Les soldes s’achèveront le 19 février, sauf à Saint-Pierre et Miquelon et dans certains départements à l’Est du pays. « Nous, on finit les soldes plus tôt que chez vous. Chez nous, le 12 février au soir, c’est plié. Encore une preuve que vous êtes des fainéants, les gens de Paris, ainsi que ceux du Centre, du Nord, de l’Ouest et du Sud du pays. Nous, dans l’Est, on ne perd pas de temps. On commence tôt et on termine encore plus tôt. Mais attention, des fois, on se repose.Ce n’est pas la course à la productivité et au rendement tout le temps. Ça nous arrive de lever le pied et même de faire des grasses matinées jusqu’à 7 heures du matin. On n’est pas des robots montés sur jambes non plus. Il faut arrêter avec les clichés propagés par des fainéants qui travaillent uniquement 35 heures par semaine », assure un habitant de Moselle, qui carbure à une moyenne de 80 heures de travail par semaine, en basse saison. D’ici-là, les Gilets jaunes se ruent dans les magasins qui font bénéficier leur clientèle de tarifs avantageux pour leurs porte-monnaie.
« Tu as l’air exténué »
« Vous êtes toujours pressés en métropole. Faites comme nous, prenez le temps de vivre, savourez l’instant. Ne vous étonnez pas si vous êtes toujours irritables et irrités, vous, les habitants du continent. Termine ton verre de punch, Doudou, me conseille un aimable saint-pierrais. Allez !. Ça va te remonter le moral. Tu en as bien besoin, regarde comme tu as l’air exténué. T’es toujours au milieu des manifs à Paris, Nantes ou Bordeaux, avec tes yeux qui piquent à cause des lacrymogènes. Je te ressers un ti’coup et ne dis pas non à mon invitation, ça me fait plaisir, en plus. A ton visage, je vois que tu es surmené. Prends un maillot de bain, va bronzer sur notre belle plage et va faire quelques brasses pour te détendre. ici, à Saint-Pierre et Miquelon, nous aussi, on galère, mais on prend le temps de souffler un peu. L’eau est à 28°, ça serait dommage de ne pas en profiter en plein mois de janvier ».
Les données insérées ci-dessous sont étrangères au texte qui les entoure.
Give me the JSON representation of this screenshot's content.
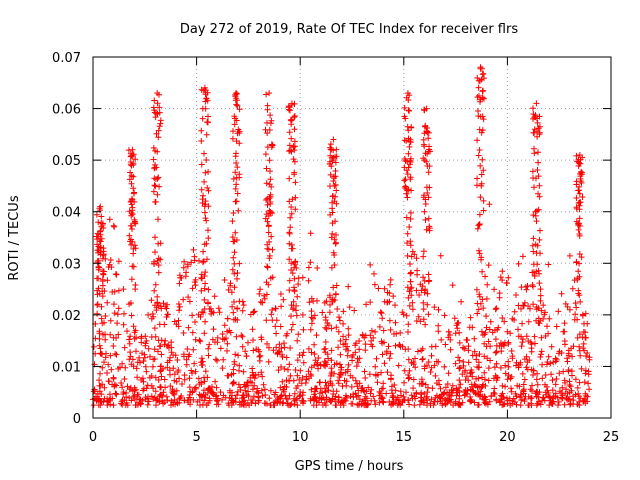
{
  "chart_data": {
    "type": "scatter",
    "title": "Day 272 of 2019, Rate Of TEC Index for receiver flrs",
    "xlabel": "GPS time / hours",
    "ylabel": "ROTI / TECUs",
    "xlim": [
      0,
      25
    ],
    "ylim": [
      0,
      0.07
    ],
    "xticks": [
      "0",
      "5",
      "10",
      "15",
      "20",
      "25"
    ],
    "yticks": [
      "0",
      "0.01",
      "0.02",
      "0.03",
      "0.04",
      "0.05",
      "0.06",
      "0.07"
    ],
    "grid": true,
    "marker": "+",
    "series_color": "#ff0000",
    "notable_peaks": [
      {
        "x": 0.35,
        "y": 0.041
      },
      {
        "x": 1.9,
        "y": 0.052
      },
      {
        "x": 3.1,
        "y": 0.063
      },
      {
        "x": 5.4,
        "y": 0.064
      },
      {
        "x": 6.9,
        "y": 0.063
      },
      {
        "x": 8.5,
        "y": 0.063
      },
      {
        "x": 9.6,
        "y": 0.061
      },
      {
        "x": 11.6,
        "y": 0.054
      },
      {
        "x": 15.2,
        "y": 0.063
      },
      {
        "x": 16.1,
        "y": 0.06
      },
      {
        "x": 18.7,
        "y": 0.068
      },
      {
        "x": 21.4,
        "y": 0.061
      },
      {
        "x": 23.5,
        "y": 0.051
      }
    ],
    "typical_range": [
      0.003,
      0.035
    ],
    "x_data_extent": [
      0,
      24
    ]
  }
}
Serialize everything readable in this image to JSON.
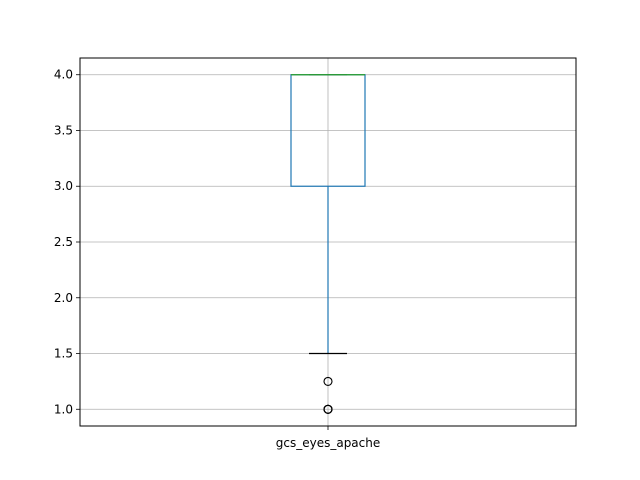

« Quitter nos ronds-points pour faire les emplettes low-cost »
Cependant, d’irréductibles Gilets jaunes ne s’adonneront pas à cette vague de shopping hivernal. Ils ont décidé de manifester, malgré tout. « Irréductibles, irréductibles, il ne faut pas exagérer, mais ce compliment nous fait plaisir, merci quand même. On est un petit peu irréductibles, c’est vrai, mais on est surtout fauchés. C’est pour ça qu’on ne peut pas quitter nos ronds-points pour faire les emplettes low-cost. Même avec leurs -90%, on n’a pas assez de blé pour payer les 10% restants », prévient un Gilet jaune qui sera présent tous les samedis prochains durant les manifestations parisiennes.